Especializada en la producción de cítricos, la argentina San Miguel ha aprendido sobre la marcha el manejo de cuatro variedades de uva de mesa patentadas, entre verdes y rojas, instaladas en tierras de Chepén, proyecto que asumieron tras la compra del fundo del anterior dueño (Hoja Redonda). El objetivo es llegar a producir 12,000 toneladas de uva de mesa para la campaña 2022/23, teniendo a China y EE UU como sus principales mercados.

Marienella Ortiz / Renato Manrique

Pablo Zócalo, gerente de operaciones de San Miguel.

Probar y aprender. Con estas dos palabras, Pablo Zócalo, gerente de operaciones de San Miguel, resume el trabajo de los últimos cuatro años en los fundos de Chepén (La Libertad), donde asumieron el manejo de un proyecto de uva de mesa que era parte del plan de inversiones de los anteriores dueños (Hoja Redonda). En un escenario muy distinto en clima y suelo a Argentina, sede del grupo, y a Uruguay que es la procedencia de Pablo, la uva de mesa representó un desafió para el grupo que tiene como “negocio madre” la producción y comercialización de cítricos.

El otro reto, como lo comenta, es que se enfrentaron a variedades nuevas (Sweet Globe, Sweet Sapphire, Sugar Crisp y Jack´s Salute; todas de IFG) y no hubo en un inicio con quién compararse para ver si lo estaban haciendo bien o mal. De hecho, cuando la firma argentina arribó al país, el proyecto de uva de mesa de Hoja Redonda recién estaba levantando cabeza. “El proyecto lo continuamos y terminamos plantando a fines de 2018, 326 hectáreas”, cuenta.  Más allá de lo agronómico, otro desafío fue salir a vender esa fruta, en un terreno que, para los responsables de San Miguel, era desconocido.
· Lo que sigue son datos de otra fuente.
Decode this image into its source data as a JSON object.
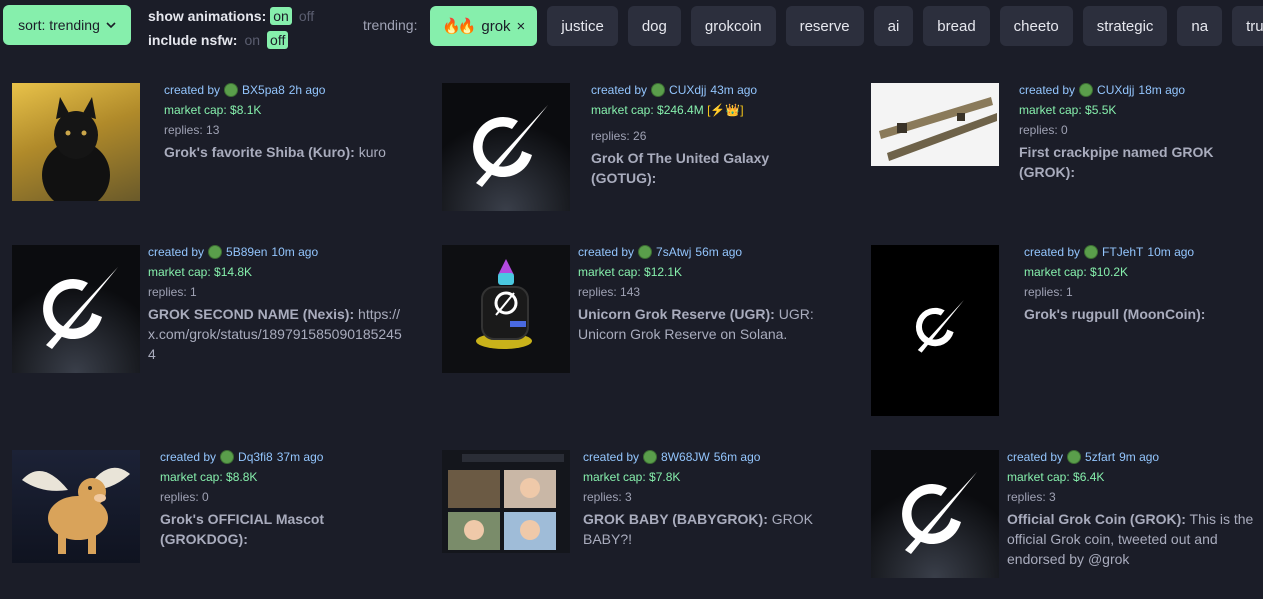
{
  "sort": {
    "label": "sort: trending"
  },
  "toggles": {
    "animations": {
      "label": "show animations:",
      "on": "on",
      "off": "off"
    },
    "nsfw": {
      "label": "include nsfw:",
      "on": "on",
      "off": "off"
    }
  },
  "trending": {
    "label": "trending:",
    "active": {
      "label": "grok",
      "close": "×"
    },
    "chips": [
      "justice",
      "dog",
      "grokcoin",
      "reserve",
      "ai",
      "bread",
      "cheeto",
      "strategic",
      "na",
      "trump"
    ]
  },
  "cards": [
    {
      "created_label": "created by",
      "dev": "BX5pa8",
      "time": "2h ago",
      "mcap": "market cap: $8.1K",
      "replies": "replies: 13",
      "name": "Grok's favorite Shiba (Kuro):",
      "desc": " kuro"
    },
    {
      "created_label": "created by",
      "dev": "CUXdjj",
      "time": "43m ago",
      "mcap": "market cap: $246.4M",
      "badge": "[⚡👑]",
      "replies": "replies: 26",
      "name": "Grok Of The United Galaxy (GOTUG):",
      "desc": ""
    },
    {
      "created_label": "created by",
      "dev": "CUXdjj",
      "time": "18m ago",
      "mcap": "market cap: $5.5K",
      "replies": "replies: 0",
      "name": "First crackpipe named GROK (GROK):",
      "desc": ""
    },
    {
      "created_label": "created by",
      "dev": "5B89en",
      "time": "10m ago",
      "mcap": "market cap: $14.8K",
      "replies": "replies: 1",
      "name": "GROK SECOND NAME (Nexis):",
      "desc": " https://x.com/grok/status/1897915850901852454"
    },
    {
      "created_label": "created by",
      "dev": "7sAtwj",
      "time": "56m ago",
      "mcap": "market cap: $12.1K",
      "replies": "replies: 143",
      "name": "Unicorn Grok Reserve (UGR):",
      "desc": " UGR: Unicorn Grok Reserve on Solana."
    },
    {
      "created_label": "created by",
      "dev": "FTJehT",
      "time": "10m ago",
      "mcap": "market cap: $10.2K",
      "replies": "replies: 1",
      "name": "Grok's rugpull (MoonCoin):",
      "desc": ""
    },
    {
      "created_label": "created by",
      "dev": "Dq3fi8",
      "time": "37m ago",
      "mcap": "market cap: $8.8K",
      "replies": "replies: 0",
      "name": "Grok's OFFICIAL Mascot (GROKDOG):",
      "desc": ""
    },
    {
      "created_label": "created by",
      "dev": "8W68JW",
      "time": "56m ago",
      "mcap": "market cap: $7.8K",
      "replies": "replies: 3",
      "name": "GROK BABY (BABYGROK):",
      "desc": " GROK BABY?!"
    },
    {
      "created_label": "created by",
      "dev": "5zfart",
      "time": "9m ago",
      "mcap": "market cap: $6.4K",
      "replies": "replies: 3",
      "name": "Official Grok Coin (GROK):",
      "desc": " This is the official Grok coin, tweeted out and endorsed by @grok"
    }
  ]
}
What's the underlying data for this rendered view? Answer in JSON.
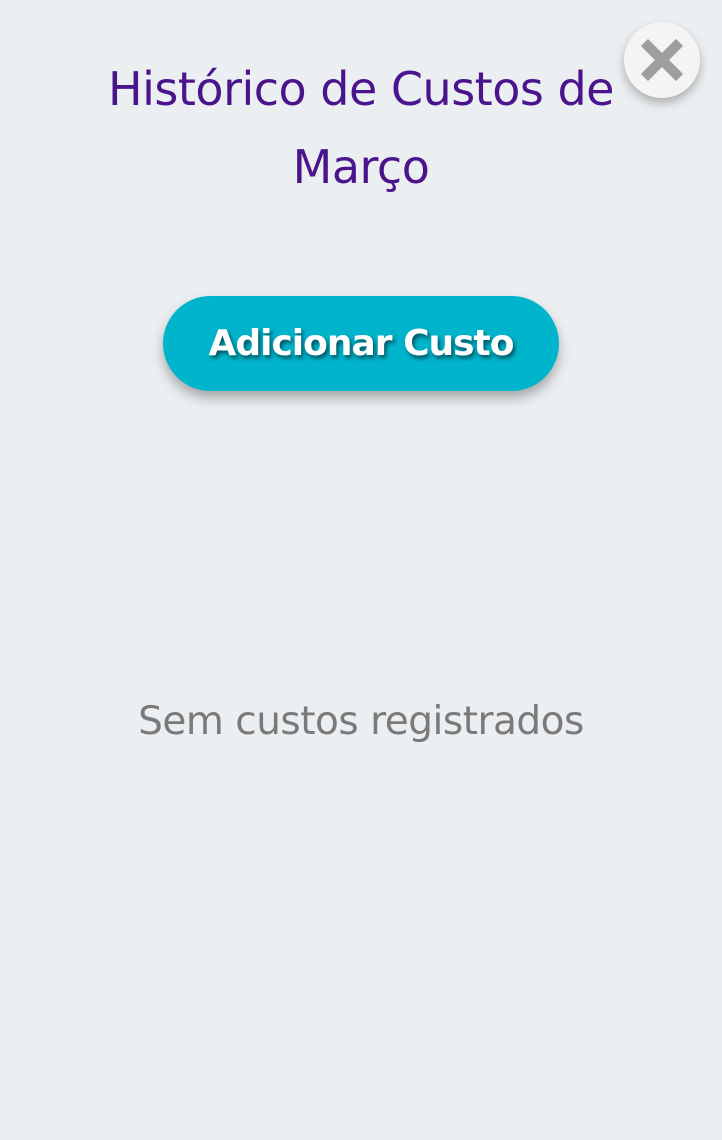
{
  "modal": {
    "title": "Histórico de Custos de Março",
    "close_icon": "close-icon",
    "add_button_label": "Adicionar Custo",
    "empty_message": "Sem custos registrados"
  },
  "colors": {
    "background": "#eceff1",
    "title": "#4a148c",
    "accent": "#00b4cc",
    "empty_text": "#7a7a7a",
    "close_background": "#f4f4f4",
    "close_icon": "#9e9e9e"
  }
}
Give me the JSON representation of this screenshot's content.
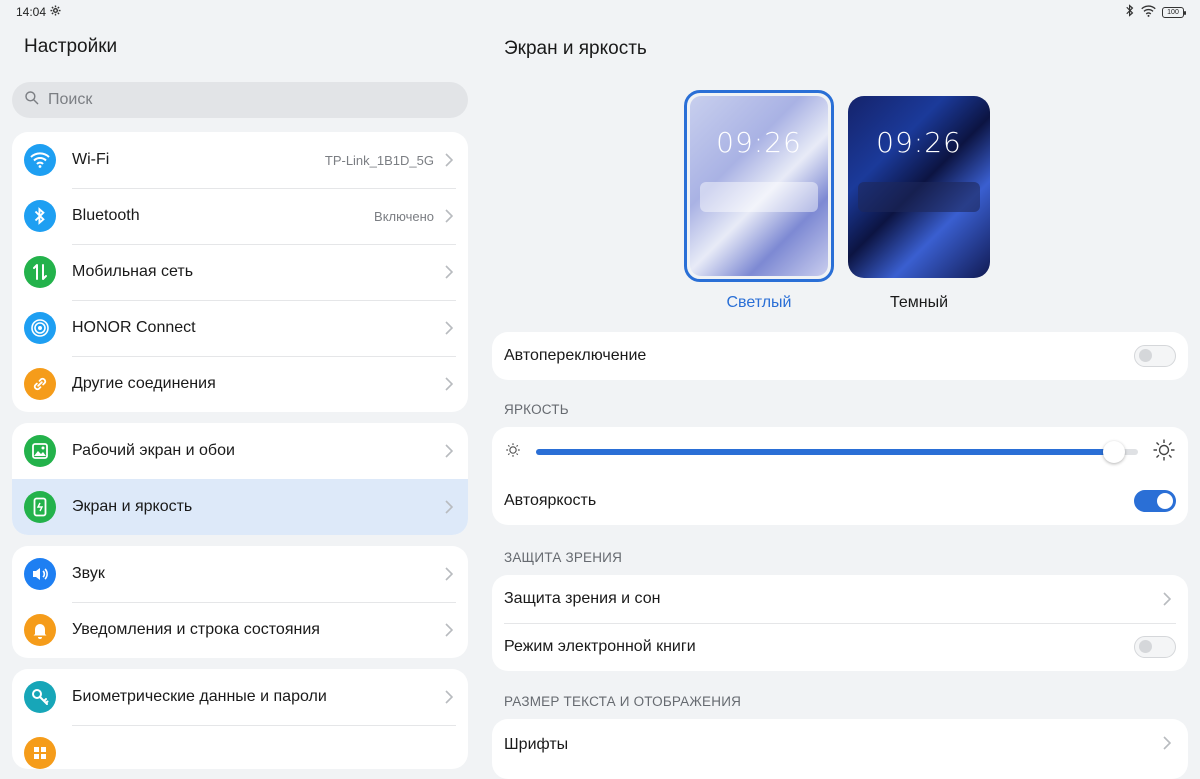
{
  "status_bar": {
    "time": "14:04",
    "battery": "100"
  },
  "left": {
    "title": "Настройки",
    "search_placeholder": "Поиск",
    "groups": [
      [
        {
          "label": "Wi-Fi",
          "value": "TP-Link_1B1D_5G",
          "icon": "wifi-icon",
          "color": "#1e9ff2"
        },
        {
          "label": "Bluetooth",
          "value": "Включено",
          "icon": "bluetooth-icon",
          "color": "#1e9ff2"
        },
        {
          "label": "Мобильная сеть",
          "value": "",
          "icon": "mobile-data-icon",
          "color": "#23b24b"
        },
        {
          "label": "HONOR Connect",
          "value": "",
          "icon": "honor-connect-icon",
          "color": "#1e9ff2"
        },
        {
          "label": "Другие соединения",
          "value": "",
          "icon": "link-icon",
          "color": "#f59c1a"
        }
      ],
      [
        {
          "label": "Рабочий экран и обои",
          "value": "",
          "icon": "wallpaper-icon",
          "color": "#23b24b"
        },
        {
          "label": "Экран и яркость",
          "value": "",
          "icon": "display-icon",
          "color": "#23b24b",
          "selected": true
        }
      ],
      [
        {
          "label": "Звук",
          "value": "",
          "icon": "sound-icon",
          "color": "#1e7ff2"
        },
        {
          "label": "Уведомления и строка состояния",
          "value": "",
          "icon": "bell-icon",
          "color": "#f59c1a"
        }
      ],
      [
        {
          "label": "Биометрические данные и пароли",
          "value": "",
          "icon": "key-icon",
          "color": "#17a6b8"
        },
        {
          "label": "",
          "value": "",
          "icon": "apps-icon",
          "color": "#f59c1a"
        }
      ]
    ]
  },
  "right": {
    "title": "Экран и яркость",
    "theme_light": {
      "time": "09:26",
      "label": "Светлый"
    },
    "theme_dark": {
      "time": "09:26",
      "label": "Темный"
    },
    "auto_switch": "Автопереключение",
    "brightness_header": "ЯРКОСТЬ",
    "brightness_level": 0.96,
    "auto_brightness": "Автояркость",
    "eye_header": "ЗАЩИТА ЗРЕНИЯ",
    "eye_comfort": "Защита зрения и сон",
    "ebook_mode": "Режим электронной книги",
    "text_header": "РАЗМЕР ТЕКСТА И ОТОБРАЖЕНИЯ",
    "fonts": "Шрифты"
  },
  "colors": {
    "accent": "#2a6fd6",
    "selected_row": "#dde9f9"
  }
}
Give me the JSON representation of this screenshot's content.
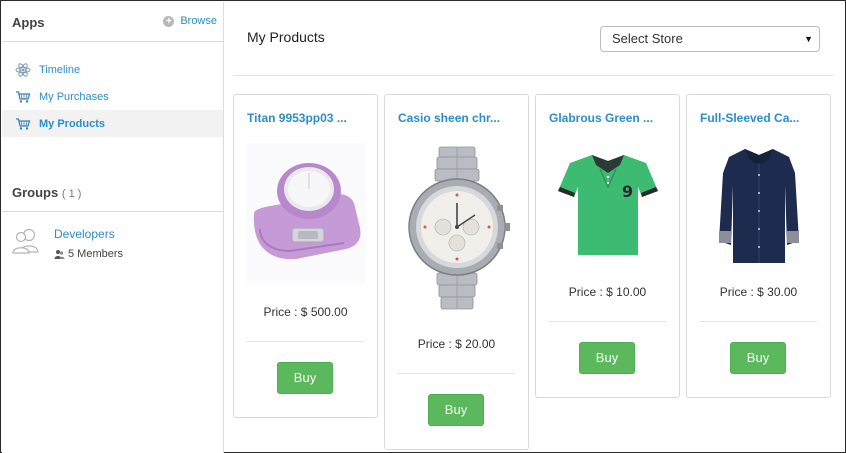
{
  "sidebar": {
    "apps_title": "Apps",
    "browse_label": "Browse",
    "nav": [
      {
        "label": "Timeline",
        "icon": "atom-icon"
      },
      {
        "label": "My Purchases",
        "icon": "cart-icon"
      },
      {
        "label": "My Products",
        "icon": "cart-icon",
        "active": true
      }
    ],
    "groups_title": "Groups",
    "groups_count": "( 1 )",
    "groups": [
      {
        "name": "Developers",
        "members": "5 Members"
      }
    ]
  },
  "main": {
    "title": "My Products",
    "store_select": {
      "value": "Select Store"
    },
    "products": [
      {
        "title": "Titan 9953pp03 ...",
        "price": "Price : $ 500.00",
        "buy": "Buy",
        "image": "watch-purple"
      },
      {
        "title": "Casio sheen chr...",
        "price": "Price : $ 20.00",
        "buy": "Buy",
        "image": "watch-silver"
      },
      {
        "title": "Glabrous Green ...",
        "price": "Price : $ 10.00",
        "buy": "Buy",
        "image": "polo-green"
      },
      {
        "title": "Full-Sleeved Ca...",
        "price": "Price : $ 30.00",
        "buy": "Buy",
        "image": "shirt-navy"
      }
    ]
  },
  "colors": {
    "link": "#2a8fc7",
    "buy_green": "#5cb85c",
    "watch_purple": "#c69ad6",
    "polo_green": "#3dbb73",
    "shirt_navy": "#1d2b4e"
  }
}
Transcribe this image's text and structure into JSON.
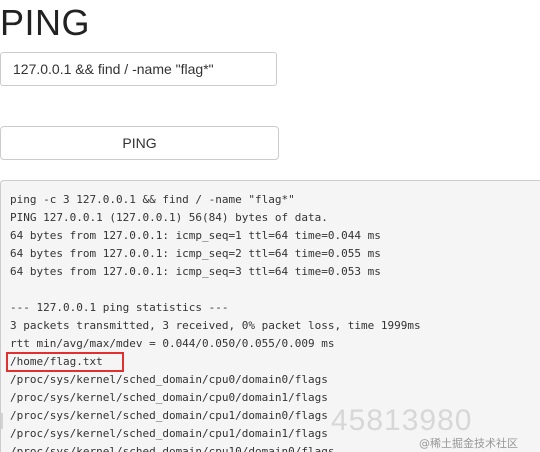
{
  "page": {
    "title": "PING"
  },
  "form": {
    "command_value": "127.0.0.1 && find / -name \"flag*\"",
    "submit_label": "PING"
  },
  "output": {
    "lines": [
      "ping -c 3 127.0.0.1 && find / -name \"flag*\"",
      "PING 127.0.0.1 (127.0.0.1) 56(84) bytes of data.",
      "64 bytes from 127.0.0.1: icmp_seq=1 ttl=64 time=0.044 ms",
      "64 bytes from 127.0.0.1: icmp_seq=2 ttl=64 time=0.055 ms",
      "64 bytes from 127.0.0.1: icmp_seq=3 ttl=64 time=0.053 ms",
      "",
      "--- 127.0.0.1 ping statistics ---",
      "3 packets transmitted, 3 received, 0% packet loss, time 1999ms",
      "rtt min/avg/max/mdev = 0.044/0.050/0.055/0.009 ms",
      "/home/flag.txt",
      "/proc/sys/kernel/sched_domain/cpu0/domain0/flags",
      "/proc/sys/kernel/sched_domain/cpu0/domain1/flags",
      "/proc/sys/kernel/sched_domain/cpu1/domain0/flags",
      "/proc/sys/kernel/sched_domain/cpu1/domain1/flags",
      "/proc/sys/kernel/sched_domain/cpu10/domain0/flags"
    ],
    "highlight_color": "#e03131"
  },
  "watermark": {
    "digits": "45813980",
    "site": "@稀土掘金技术社区"
  }
}
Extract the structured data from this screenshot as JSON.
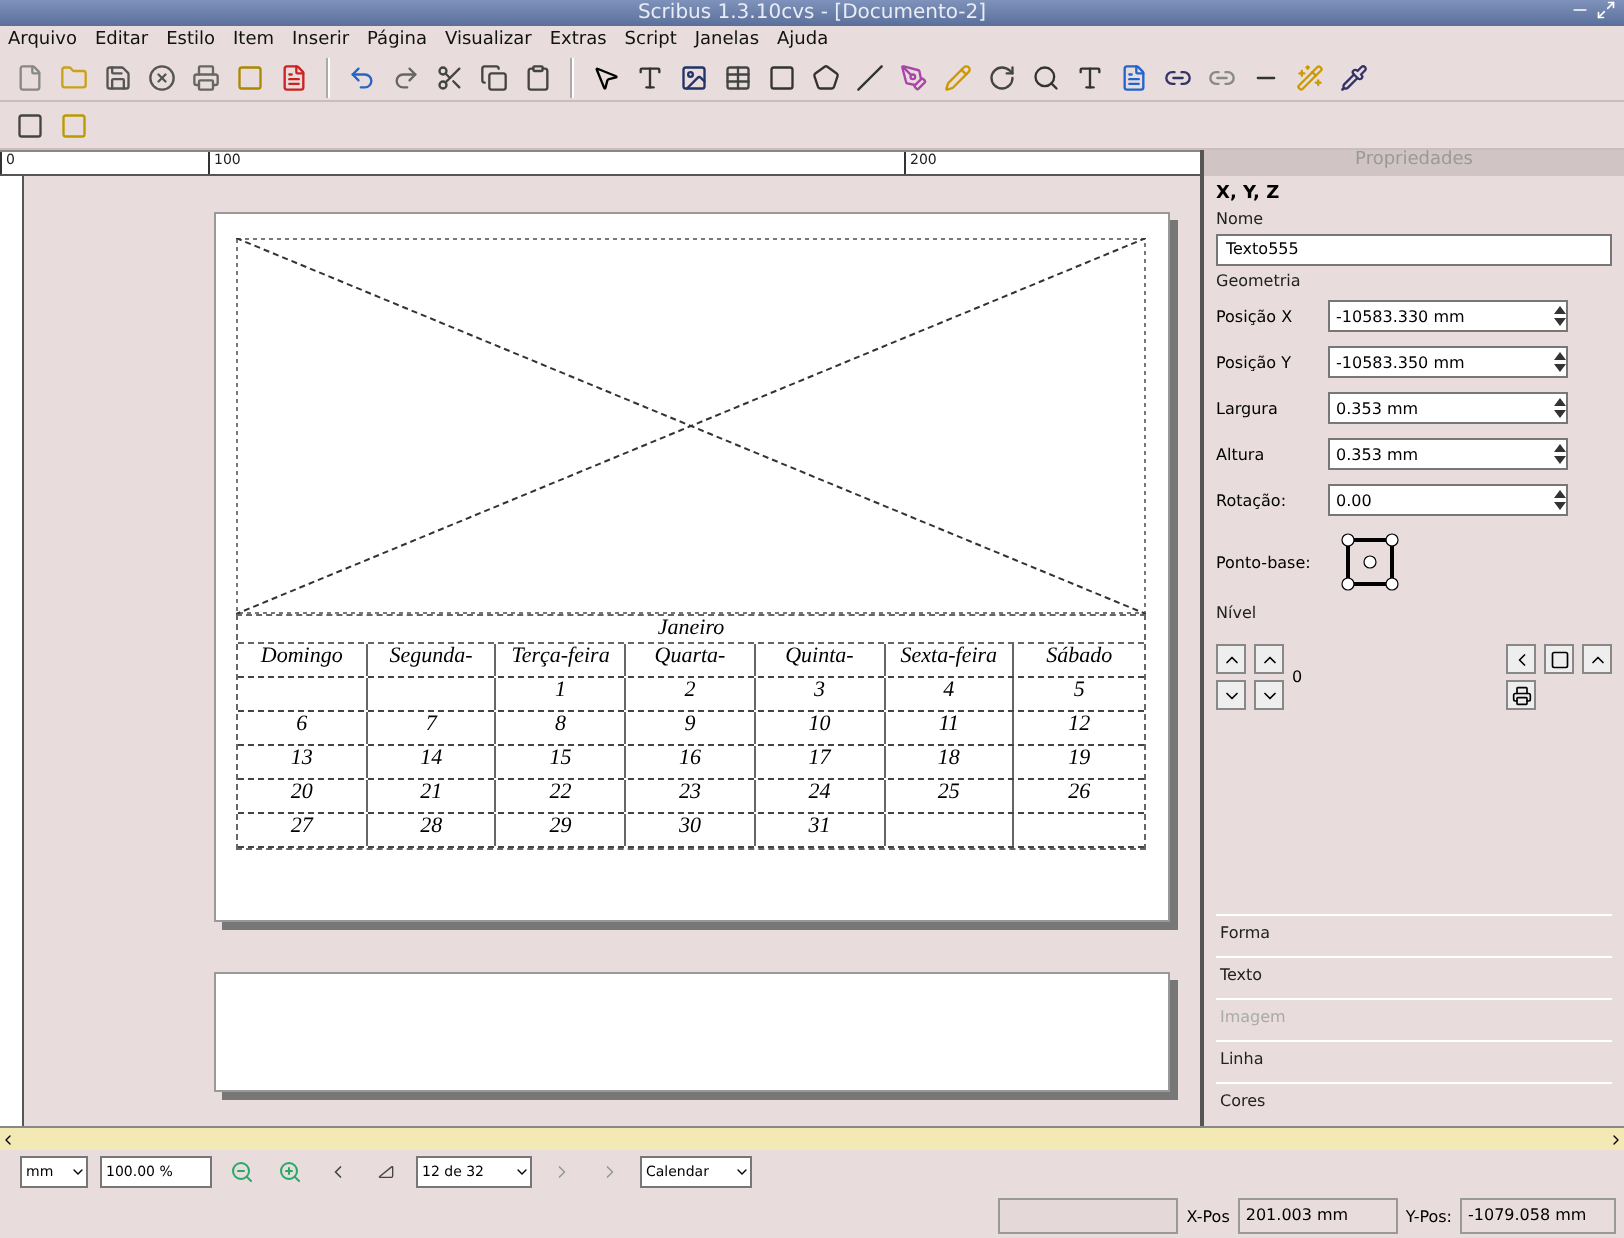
{
  "window": {
    "title": "Scribus 1.3.10cvs - [Documento-2]"
  },
  "menu": [
    "Arquivo",
    "Editar",
    "Estilo",
    "Item",
    "Inserir",
    "Página",
    "Visualizar",
    "Extras",
    "Script",
    "Janelas",
    "Ajuda"
  ],
  "ruler": {
    "labels": [
      "0",
      "100",
      "200"
    ]
  },
  "calendar": {
    "month": "Janeiro",
    "weekdays": [
      "Domingo",
      "Segunda-",
      "Terça-feira",
      "Quarta-",
      "Quinta-",
      "Sexta-feira",
      "Sábado"
    ],
    "rows": [
      [
        null,
        null,
        "1",
        "2",
        "3",
        "4",
        "5"
      ],
      [
        "6",
        "7",
        "8",
        "9",
        "10",
        "11",
        "12"
      ],
      [
        "13",
        "14",
        "15",
        "16",
        "17",
        "18",
        "19"
      ],
      [
        "20",
        "21",
        "22",
        "23",
        "24",
        "25",
        "26"
      ],
      [
        "27",
        "28",
        "29",
        "30",
        "31",
        null,
        null
      ]
    ]
  },
  "properties": {
    "title": "Propriedades",
    "tab": "X, Y, Z",
    "name_group": "Nome",
    "name": "Texto555",
    "geometry_group": "Geometria",
    "fields": [
      {
        "label": "Posição X",
        "value": "-10583.330 mm"
      },
      {
        "label": "Posição Y",
        "value": "-10583.350 mm"
      },
      {
        "label": "Largura",
        "value": "0.353 mm"
      },
      {
        "label": "Altura",
        "value": "0.353 mm"
      },
      {
        "label": "Rotação:",
        "value": "0.00"
      }
    ],
    "basepoint_label": "Ponto-base:",
    "level_group": "Nível",
    "level_value": "0",
    "sections": [
      {
        "label": "Forma",
        "disabled": false
      },
      {
        "label": "Texto",
        "disabled": false
      },
      {
        "label": "Imagem",
        "disabled": true
      },
      {
        "label": "Linha",
        "disabled": false
      },
      {
        "label": "Cores",
        "disabled": false
      }
    ]
  },
  "bottom": {
    "unit": "mm",
    "zoom": "100.00 %",
    "page": "12 de 32",
    "layer": "Calendar"
  },
  "status": {
    "xpos_label": "X-Pos",
    "xpos": "201.003 mm",
    "ypos_label": "Y-Pos:",
    "ypos": "-1079.058 mm"
  }
}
“Yo que vengo de una trayectoria de bastantes años en cítricos, me encuentro con la uva de mesa y empieza a haber un montón de cosas distintas, desde la confección, desde el empaque, desde si ponemos una bolsa que tapa mucho la uva y no la deja ver o si ponemos una bolsa que es más bien transparente y se puede ver el producto. Todo ha sido un proceso de aprendizaje y desafíos desde el campo hasta la venta de la fruta”, comenta.

Con el paso del tiempo, todos los inconvenientes y dudas se han ido resolviendo y ajustando procesos; aunque, según lo comenta Pablo Zócalo, el aprendizaje es continuo en el campo.

DESAFÍOS AGRONÓMICOS

– ¿Han continuado los mismos manejos agronómicos que encontraron o han hecho cambios porque, al menos en el norte, está todavía un poco en construcción el manejo de las nuevas variedades?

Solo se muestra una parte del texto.